Aside from this, there’s the growing problem of the incestuous relationships between Murdoch, Cameron, Brooks and Colson which may interrupt and perhaps determine the outcome of this public enquiry. Brooks, a personal friend of the Prime Minister and now CEO of News International, insists she knew nothing of the horrific acts being undertaken at her own newspaper when she was editor – which either makes her a liar, or not a brilliant editor. Every Prime Minister knows that you need to get friendly with Murdoch to help gather public opinion on your side, a tradition which began many years ago with the Thatcher government. In addition to this, Andy Colson, Rebecca Brooks’ deputy editor of NOTW at the time who also went on to be editor, then advanced to become David Cameron’s director of communications.
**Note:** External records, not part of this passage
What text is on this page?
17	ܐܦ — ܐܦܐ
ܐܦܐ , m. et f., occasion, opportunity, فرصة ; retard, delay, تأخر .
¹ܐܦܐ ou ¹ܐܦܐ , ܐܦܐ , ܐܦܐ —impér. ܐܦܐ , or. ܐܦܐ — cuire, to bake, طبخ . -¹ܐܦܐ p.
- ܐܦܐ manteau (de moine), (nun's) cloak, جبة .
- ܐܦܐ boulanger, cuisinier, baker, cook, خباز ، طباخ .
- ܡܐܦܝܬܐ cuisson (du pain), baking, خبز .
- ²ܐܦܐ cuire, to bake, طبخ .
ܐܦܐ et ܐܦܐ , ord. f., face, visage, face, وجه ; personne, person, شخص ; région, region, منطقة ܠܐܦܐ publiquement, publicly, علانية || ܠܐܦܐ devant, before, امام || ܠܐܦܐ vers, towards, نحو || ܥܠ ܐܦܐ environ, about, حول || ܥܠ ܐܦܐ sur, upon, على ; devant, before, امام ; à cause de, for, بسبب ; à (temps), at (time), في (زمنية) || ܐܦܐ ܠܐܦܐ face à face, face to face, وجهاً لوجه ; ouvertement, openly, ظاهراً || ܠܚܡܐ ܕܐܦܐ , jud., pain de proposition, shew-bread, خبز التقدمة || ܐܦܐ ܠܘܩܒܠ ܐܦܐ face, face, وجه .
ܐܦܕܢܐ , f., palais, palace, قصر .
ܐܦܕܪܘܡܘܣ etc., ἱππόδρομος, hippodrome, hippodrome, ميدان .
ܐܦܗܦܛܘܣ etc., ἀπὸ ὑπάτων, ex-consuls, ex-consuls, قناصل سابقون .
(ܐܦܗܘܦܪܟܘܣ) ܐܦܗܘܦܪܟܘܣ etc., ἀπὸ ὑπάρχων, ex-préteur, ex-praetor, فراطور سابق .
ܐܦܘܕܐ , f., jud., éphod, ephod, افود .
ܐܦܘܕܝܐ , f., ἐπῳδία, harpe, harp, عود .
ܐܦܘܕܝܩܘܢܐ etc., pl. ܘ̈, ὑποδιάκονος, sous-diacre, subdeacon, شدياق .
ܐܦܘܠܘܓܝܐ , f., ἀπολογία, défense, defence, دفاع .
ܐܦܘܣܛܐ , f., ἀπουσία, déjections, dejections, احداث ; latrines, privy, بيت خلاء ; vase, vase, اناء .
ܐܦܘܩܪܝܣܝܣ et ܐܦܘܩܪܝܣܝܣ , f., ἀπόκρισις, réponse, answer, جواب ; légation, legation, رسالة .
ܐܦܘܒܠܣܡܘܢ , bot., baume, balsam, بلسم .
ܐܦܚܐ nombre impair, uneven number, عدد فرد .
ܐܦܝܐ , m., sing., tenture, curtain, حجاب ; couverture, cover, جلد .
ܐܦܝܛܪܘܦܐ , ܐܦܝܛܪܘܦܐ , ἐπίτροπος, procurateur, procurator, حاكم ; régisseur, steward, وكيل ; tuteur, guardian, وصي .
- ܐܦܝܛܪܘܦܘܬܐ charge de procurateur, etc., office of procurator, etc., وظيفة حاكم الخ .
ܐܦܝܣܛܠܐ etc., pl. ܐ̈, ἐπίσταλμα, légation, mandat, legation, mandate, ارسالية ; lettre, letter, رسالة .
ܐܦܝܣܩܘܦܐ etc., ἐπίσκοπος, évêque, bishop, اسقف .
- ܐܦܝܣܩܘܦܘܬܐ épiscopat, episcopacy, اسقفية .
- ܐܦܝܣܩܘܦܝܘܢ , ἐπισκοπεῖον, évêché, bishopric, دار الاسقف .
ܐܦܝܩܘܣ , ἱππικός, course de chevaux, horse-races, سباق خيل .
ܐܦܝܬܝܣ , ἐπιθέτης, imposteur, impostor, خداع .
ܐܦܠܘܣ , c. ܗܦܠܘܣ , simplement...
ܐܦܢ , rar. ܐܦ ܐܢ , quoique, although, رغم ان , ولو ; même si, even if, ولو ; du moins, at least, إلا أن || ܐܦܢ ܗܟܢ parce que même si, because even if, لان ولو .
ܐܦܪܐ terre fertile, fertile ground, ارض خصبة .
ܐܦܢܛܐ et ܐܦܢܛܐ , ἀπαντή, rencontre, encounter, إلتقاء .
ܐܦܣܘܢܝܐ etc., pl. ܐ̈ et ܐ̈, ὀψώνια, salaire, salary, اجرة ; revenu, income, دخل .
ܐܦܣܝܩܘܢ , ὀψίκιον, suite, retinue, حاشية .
Many alliances run straight through the heart of this issue, which could cause considerable obstacles in running a full investigation of the matter.
It may be interesting to speculate the impact the media will have in the next General Election. Ed Miliband seems completely unsupportive of Murdoch and has called for the resignation of Brooks along with many other politicians. Will he begin to cosy up to Murdoch and go back on his word, or could this be seen as the end of the influence Murdoch will have on the media? Previous Labour leaders who didn’t back him have seen the effects of this; Neil Kinnock and Gordon Brown were both portrayed by the range of newspapers in a highly negative view, which damaged their reputations considerably.
Since the 1980s, Murdoch’s power has grown exponentially and with his bid to take over BSkyB still in place, it is finally being questioned (properly) whether News Corporation is a ‘fit and proper’ company and should be entitled to it, which appears like it will take some time. He described the actions taken by the journalists as ‘deplorable and unacceptable’ yet gives his continuing support to his CEO Rebekah Brooks. The final go-ahead for Murdoch’s takeover of BSkyB is drawing closer, and as the government begin to panic about the implications of this and News Corporation’s public support of the coalition, it will be an interesting few days, especially once this crisis blows over and the true impact it will have in British journalism will be made fully clear.
News Corporation is currently worth £20 billion, but the shares are falling by the day and as the paper was pulled its 7.5 million readers across Britain yesterday, could this be the beginning of the decline of the Murdoch empire?
This needs to be the final wake-up call to the government that no man should dominate the media. This should especially not be a man who controls a newspaper which abdicated the corrupt practices of phone-hacking to a number of victims. It isn’t just the future of News Corporation that is hanging in the balance, but the future of British journalism.